Security should happen at the platform layer, not the app layer. Numerous ways are available for you to control reading and writing data in an app. You can set columns to read-only on your model-driven form, you can use JavaScript to mask columns from the user experience, and you can hide columns and fields from forms and views. None of these approaches truly implement security. They do not secure data, and users can still get to the data in other ways such as with Advanced Find or Edit in Excel Online.
Additionally, all users are entitled to use the API and can use partner and community tools to access the data. For proper security, the security features of Dataverse should be employed.
Elevated privileges and impersonation
You should avoid giving users high levels of privileges. Plug-in .NET assemblies, classic workflows, and Power Automate cloud flows can run with elevated access to perform actions on behalf of the user. API code can impersonate another user if necessary.
Automation
Solution architects should consider automating aspects of managing users and security. For instance, you can control many aspects from creating teams to sharing rows through the API.
You could trigger plug-ins or Power Automate flows based on events that occur in the system to change a user's security. For example, you could elevate the backup account manager automatically or share their data so that the user can manage the account while the primary account manager is on vacation.
Performance
Solutions with larger number of users and/or data must be aware of the impact of choices, for example:
- Excessive sharing can create considerable overhead.
- Too many business units can cause slow access.
- Too many processes will run on events.
- Poor plug-in design.
Poor security design can lead to poor performance. Techniques that you can use to improve security performance include:
- Look for ways to escalate security, such as sharing with a team instead of a user.
- Minimize the number of business units.
- Use access teams instead of owner teams.

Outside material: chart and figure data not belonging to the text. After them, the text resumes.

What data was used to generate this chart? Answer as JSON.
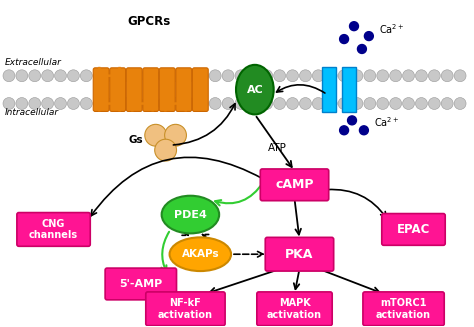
{
  "bg_color": "#ffffff",
  "pink_box_color": "#FF1493",
  "pink_box_edge": "#CC0066",
  "extracellular_label": "Extracellular",
  "intracellular_label": "Intracellular",
  "gpcr_label": "GPCRs",
  "gs_label": "Gs",
  "ac_label": "AC",
  "atp_label": "ATP",
  "camp_label": "cAMP",
  "cng_label": "CNG\nchannels",
  "pde4_label": "PDE4",
  "akaps_label": "AKAPs",
  "pka_label": "PKA",
  "epac_label": "EPAC",
  "amp_label": "5'-AMP",
  "nfkb_label": "NF-kF\nactivation",
  "mapk_label": "MAPK\nactivation",
  "mtorc_label": "mTORC1\nactivation",
  "gpcr_color": "#E8820C",
  "gpcr_edge": "#CC6600",
  "gs_color": "#F0C080",
  "gs_edge": "#C8902A",
  "ac_color": "#228B22",
  "ac_edge": "#006400",
  "channel_color": "#00BFFF",
  "channel_edge": "#0080CC",
  "ca_dot_color": "#00008B",
  "pde4_color": "#32CD32",
  "pde4_edge": "#228B22",
  "akap_color": "#FFA500",
  "akap_edge": "#CC8800",
  "mem_color": "#c8c8c8",
  "mem_edge": "#999999"
}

- Test with real volumes and real security scenarios to validate the design.
- Use the analytics tools in Microsoft Power Platform admin center to view API calls and high-volume processes.
The best way to improve performance is to keep the security design as simple as possible.
Separate and optimize usage patterns
A solution architect should optimize for different usage patterns. Specifically, you need to use different security model features to provide necessary access, with different users having different ways to access the same record, as shown in the following diagram.
Different business areas can be modeled differently
Not all users work in the same way. The solution architect should reflect on the different working models of different parts of the business and then model each area differently to get an optimal solution, as shown in the following diagram.
Model exceptions as exceptions
Solution architects should aim to model the common access patterns as efficiently as possible and use a more granular model where complex access is required. Sharing is a good example of exception processing. Sharing should be with teams whenever possible.
Separate historical from active data
Infrequently accessed but high-volume historical data can impact current data access. The solution architect should consider partitioning data in the security model in separate tables and then providing a secondary mechanism for occasional access.
Review the data model to help security
Some data model adjustments can make security modeling easier. The solution architect should determine if defining new data boundaries will simplify security modeling. For example, instead of having individual access defined to Account records, you could move financial reporting information from the Account records to a separate Financials table, which will allow everyone to view the Account table, but will keep the Financials table limited to managers only.